Es ist doch schon sehr überraschend, wie hart Apple schon seit einer ganzen Weile gegen Webseiten vorgeht, welche über angeblich kommende Produkte aus diesem Hause berichtet. Sind die Informationen zutreffend, so spricht Apple davon, dass die Informationen ausschließlich von Insidern im eigenen Hause kommen könnte und erklärt diese Meldungen für illegal. Anwälte Apples gehen gegen solche Seiten ganz offensichtlich mit Abmahnungen und Klagen gegen solche Seiten vor. Bekanntestes Beispiel dürfte wohl
ThinkSecret sein. Der Betreiber verkündete kürzlich die Einstellung seines Online-Portals nach einer Einigung in einer rechtlichen Auseinandersetzung mit Apple. So schließt man das Portal und muss im Gegenzug nicht die Quellen der bisherigen Informanten preisgeben.

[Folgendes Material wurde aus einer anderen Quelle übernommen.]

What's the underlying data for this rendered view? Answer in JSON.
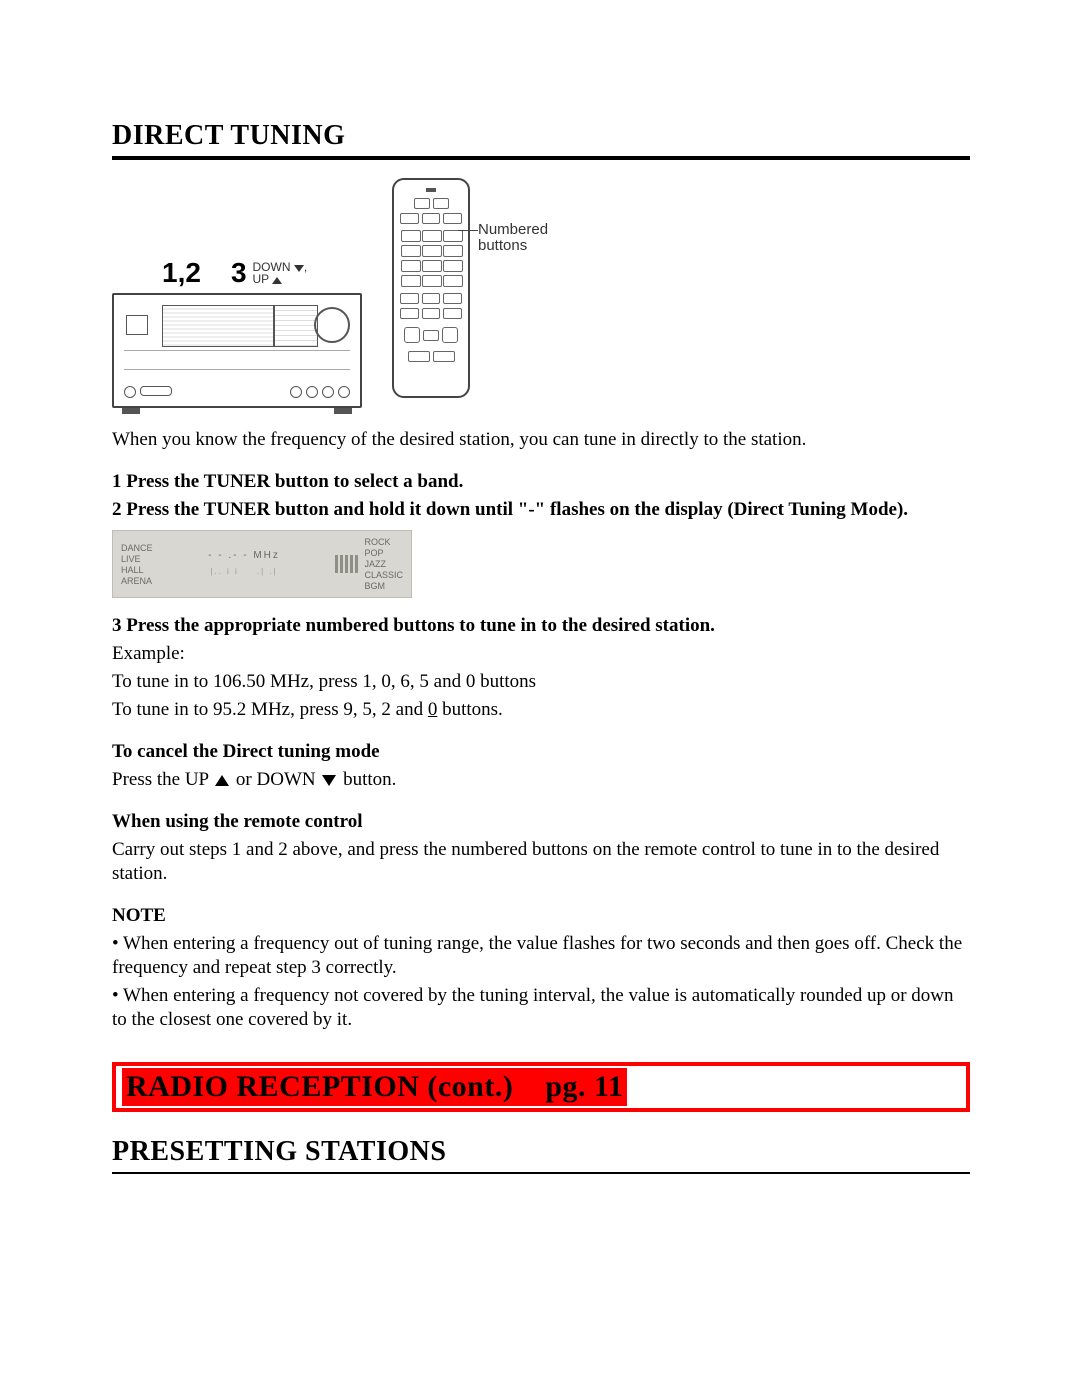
{
  "section1": {
    "title": "DIRECT TUNING",
    "figure": {
      "label_12": "1,2",
      "label_3": "3",
      "down": "DOWN",
      "up": "UP",
      "remote_label_l1": "Numbered",
      "remote_label_l2": "buttons"
    },
    "intro": "When you know the frequency of the desired station, you can tune in directly to the station.",
    "step1": "1 Press the TUNER button to select a band.",
    "step2": "2 Press the TUNER button and hold it down until \"-\" flashes on the display (Direct Tuning Mode).",
    "lcd": {
      "left": [
        "DANCE",
        "LIVE",
        "HALL",
        "ARENA"
      ],
      "mhz": "- - .- - MHz",
      "right": [
        "ROCK",
        "POP",
        "JAZZ",
        "CLASSIC",
        "BGM"
      ]
    },
    "step3": "3 Press the appropriate numbered buttons to tune in to the desired station.",
    "example_label": "Example:",
    "example1": "To tune in to 106.50 MHz, press 1, 0, 6, 5 and 0 buttons",
    "example2_a": "To tune in to 95.2 MHz, press 9, 5, 2 and ",
    "example2_underlined": "0",
    "example2_b": " buttons.",
    "cancel_head": "To cancel the Direct tuning mode",
    "cancel_body_a": "Press the UP ",
    "cancel_body_b": " or DOWN ",
    "cancel_body_c": "  button.",
    "remote_head": "When using the remote control",
    "remote_body": "Carry out steps 1 and 2 above, and press the numbered buttons on the remote control to tune in to the desired station.",
    "note_head": "NOTE",
    "note1": "• When entering a frequency out of tuning range, the value flashes for two seconds and then goes off.  Check the frequency and repeat step 3 correctly.",
    "note2": "• When entering a frequency not covered by the tuning interval, the value is automatically rounded up or down to the closest one covered by it."
  },
  "callout": {
    "text": "RADIO RECEPTION (cont.)    pg. 11"
  },
  "section2": {
    "title": "PRESETTING STATIONS"
  }
}
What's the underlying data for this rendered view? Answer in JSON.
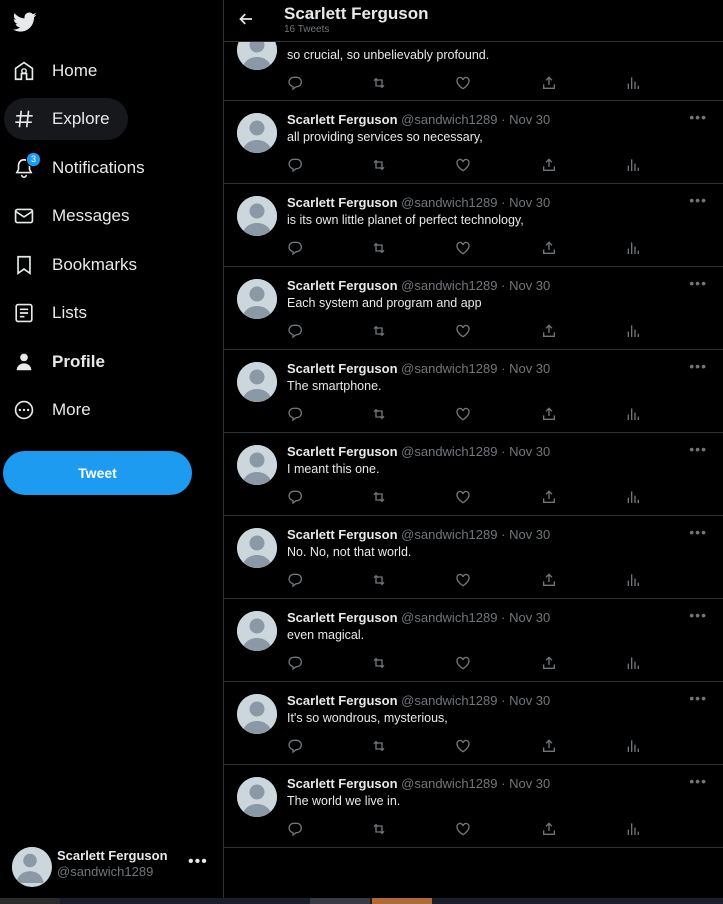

Doch was nützt dies, denn es gibt ja eben noch mehrere Seiten im World Wide Web, welche anhaltend zu neuen, noch nicht vorgestellten Apple-Produkten berichten und dabei offenbar auch den "Steve Jobs-Nerv" treffen. Apple stellt nach aktuellen
Informationen seinen Kreuzzug gegen die "bösen Informanten" nicht ein, sondern klagt auch gegen andere Seiten. Mit betroffen ist natürlich
AppleInsider.com, nach ThinkSecret wohl eine der bekanntesten Anlaufstellen für aktuellstes Geschehen rund um Apple. Für Aufsehen sorgt aktuell wohl der Blog von
fakesteve, dem "falschen Steve Jobs". Auch er will Post der Apple-Anwälte bekommen haben. Ihm habe man Geld für die Aufgabe geboten und er hat es publiziert. Und nach der Publikation habe er dann abermals Post von Anwälten bekommen, welche um Stillschweigen zu den Verhandlungen baten. Nun stellt der Herausgeber diese Informationen in seinem Blog als "Scherz" dar. Keine Post von Anwälten also.
Fakt bleibt dennoch, dass Apple an diesem Punkt keinen Spaß versteht und aus unserer Sicht über die Gebühr hart gegen ungewünschte Berichterstattungen vorgeht.